According to ECMA-404, 1st edition / October 2013, a JSON text is a sequence
of Unicode code points. In particular, the code point sequence <0022,
DEAD, 0022> is a valid JSON text.

However, this code point sequence cannot be represented in UTF-8, UTF-16, or
UTF-32, as it is not a sequence of Unicode scalar values, and Unicode
encoding forms are only defined on Unicode scalar values.

As JSON is a text format designed to facilitate data interchange, this is a
bug that should be fixed.


If ECMA-404 defined JSON text (and JSON strings) as a sequence of Unicode scalar values it would work well.

Additional rules mandating specific support for unpaired surrogates (as 16-bit code units and as \uDxxx escapes) could be put in ECMAScript.


(In reply to comment #1)
> If ECMA-404 defined JSON text (and JSON strings) as a sequence of Unicode
> scalar values it would work well.
>
> Additional rules mandating specific support for unpaired surrogates (as 16-bit
> code units and as \uDxxx escapes) could be put in ECMAScript.

That would force ECMA=262 to define an extended JSON grammar and that is something we are trying to avoid. We want to be able to just reference the normative grammar in ECMA-404.

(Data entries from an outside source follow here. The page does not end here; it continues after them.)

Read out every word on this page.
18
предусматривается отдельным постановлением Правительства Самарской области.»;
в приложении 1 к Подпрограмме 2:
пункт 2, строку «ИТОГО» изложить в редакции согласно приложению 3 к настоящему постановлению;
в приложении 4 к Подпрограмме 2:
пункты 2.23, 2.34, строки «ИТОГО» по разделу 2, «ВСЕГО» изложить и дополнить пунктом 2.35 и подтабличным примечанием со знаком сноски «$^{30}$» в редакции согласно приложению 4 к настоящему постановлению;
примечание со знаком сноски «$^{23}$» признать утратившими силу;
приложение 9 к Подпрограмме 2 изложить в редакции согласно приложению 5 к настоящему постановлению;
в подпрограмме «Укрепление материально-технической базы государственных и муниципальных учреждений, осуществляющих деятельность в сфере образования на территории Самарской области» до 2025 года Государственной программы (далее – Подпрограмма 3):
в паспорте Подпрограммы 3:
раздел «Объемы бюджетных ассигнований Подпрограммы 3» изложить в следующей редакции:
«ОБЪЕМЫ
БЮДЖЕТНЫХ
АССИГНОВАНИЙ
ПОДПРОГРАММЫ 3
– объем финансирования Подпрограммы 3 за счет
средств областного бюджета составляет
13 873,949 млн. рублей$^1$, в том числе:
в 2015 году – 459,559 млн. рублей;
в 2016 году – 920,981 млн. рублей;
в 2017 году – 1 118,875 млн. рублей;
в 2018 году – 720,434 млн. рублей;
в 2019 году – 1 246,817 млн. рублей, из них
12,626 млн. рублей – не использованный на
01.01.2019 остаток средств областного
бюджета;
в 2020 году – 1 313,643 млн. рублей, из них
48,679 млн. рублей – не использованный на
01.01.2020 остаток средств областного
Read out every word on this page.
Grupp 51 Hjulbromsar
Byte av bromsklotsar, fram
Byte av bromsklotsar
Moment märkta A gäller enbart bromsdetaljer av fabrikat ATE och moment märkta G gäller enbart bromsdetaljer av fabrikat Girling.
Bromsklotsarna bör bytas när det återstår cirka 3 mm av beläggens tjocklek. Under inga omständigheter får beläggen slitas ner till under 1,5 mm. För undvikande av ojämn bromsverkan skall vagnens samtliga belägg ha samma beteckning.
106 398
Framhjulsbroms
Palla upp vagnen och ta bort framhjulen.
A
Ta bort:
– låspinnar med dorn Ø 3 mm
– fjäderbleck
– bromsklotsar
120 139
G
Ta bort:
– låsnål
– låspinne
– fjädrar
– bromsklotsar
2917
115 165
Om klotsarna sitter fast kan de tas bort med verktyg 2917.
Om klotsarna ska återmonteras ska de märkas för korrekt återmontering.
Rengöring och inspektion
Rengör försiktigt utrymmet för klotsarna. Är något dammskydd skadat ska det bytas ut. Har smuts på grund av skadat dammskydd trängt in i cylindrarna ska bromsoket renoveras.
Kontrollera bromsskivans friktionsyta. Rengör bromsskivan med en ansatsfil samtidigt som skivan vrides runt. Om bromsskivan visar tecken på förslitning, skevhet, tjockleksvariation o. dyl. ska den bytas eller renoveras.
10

ECMAScript/JavaScript is far from being the only language that has a string data type that allows the encoding of unpaired surrogates. Embedded JSON parsers for those languages all have to deal with them, one way or another.

It's better for ECMA-404 to define this rather than each language doing its own thing.

Specifications such as 4627bis that define encodings used to transmit/interchange JSON texts are free to requiring the use of a subset of Unicode code points. For example only scalar values or at an extreme only ASCII values.

Basically, the ECMA=404 approach is to start with a more general specification of the JSON format with the expectation that other specification will specialize it with restrictions.


Comment 2 is quite astonishing to me.

I had thought that the idea of ECMA-404 was to have a useful, stable definition of JSON as it is used to interchange data. I thus expected that ECMA-404 would permit natural transmittal between senders and receivers that use different languages or toolsets.

If ECMA-404 has to be subsetted so that it can be reliably used for data exchange then why would it get any use outside of the ECMAScript community?